Raising Sand won five Grammys, including album of the year, beating Radiohead’s In Rainbows and Viva la Vida or Death and All His Friends by Coldplay. The concept for Raise the Roof is the same, digging up unsung artists such as Louisiana’s Geeshie Wiley, as well as Plant’s more close-to-home influences, such as Briggs and Bert Jansch. Plant says with a laugh that when he plays their cover of Go Your Way for Briggs, “she’ll probably wag a finger at me about some stolen piece of timeless folk history purloined by some bloke with long hair and cowboy boots”.
He continues: “Alison and I have something – theoretically – to live up to, as far as how it worked out before. But the most important thing to do was maintain a really interesting variety of sources of song. Because what do we do in our quietest times, when we have a music machine? We go to places that really, really make us feel good.”
And who doesn’t want to feel good after months of lockdown and restrictions?
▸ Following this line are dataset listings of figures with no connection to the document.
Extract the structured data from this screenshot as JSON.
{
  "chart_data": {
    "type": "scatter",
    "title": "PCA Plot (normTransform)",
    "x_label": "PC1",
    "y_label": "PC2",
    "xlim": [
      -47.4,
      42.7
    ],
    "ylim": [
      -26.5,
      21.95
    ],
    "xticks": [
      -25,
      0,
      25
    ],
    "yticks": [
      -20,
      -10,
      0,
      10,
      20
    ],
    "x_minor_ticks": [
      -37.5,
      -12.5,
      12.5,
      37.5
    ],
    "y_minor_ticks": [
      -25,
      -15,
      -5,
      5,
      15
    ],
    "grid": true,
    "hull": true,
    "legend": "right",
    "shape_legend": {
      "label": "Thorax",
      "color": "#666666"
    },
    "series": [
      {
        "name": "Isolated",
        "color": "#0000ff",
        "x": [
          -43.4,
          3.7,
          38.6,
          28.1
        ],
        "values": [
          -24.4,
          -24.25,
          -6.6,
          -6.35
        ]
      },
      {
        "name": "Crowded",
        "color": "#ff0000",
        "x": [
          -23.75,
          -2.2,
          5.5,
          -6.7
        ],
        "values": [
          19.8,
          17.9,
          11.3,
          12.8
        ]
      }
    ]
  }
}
Krauss recalls how, early on, she had trouble even listening to old bluegrass; similarly, Plant couldn’t hear new music – he spent the worst months of the pandemic pillaging his own archive, finding cassette recordings he plans to allow the release of only after his death. They promise that the next collaborative album – if there is another – won’t take so long, though. “I can’t wait 14 years,” says Plant, who is 73. “Otherwise it’s going to be a bit dicey for me.”
For now, he is enjoying this long detour. “None of this music is rock, it’s not about power and posture,” Plant says. “How remarkable for me to be able to jump ship so long ago now. But I have a jetpack on my back in case I want to go back.”
That person is still in there, after all. On the way out of the studio to meet Burnett and the musician JD McPherson across town, Plant stops and makes a joke about his “Viking finger”. “If I come from the land of the ice and snow,” he says, a bit of mischief firing in his eyes, “I’ll be OK.”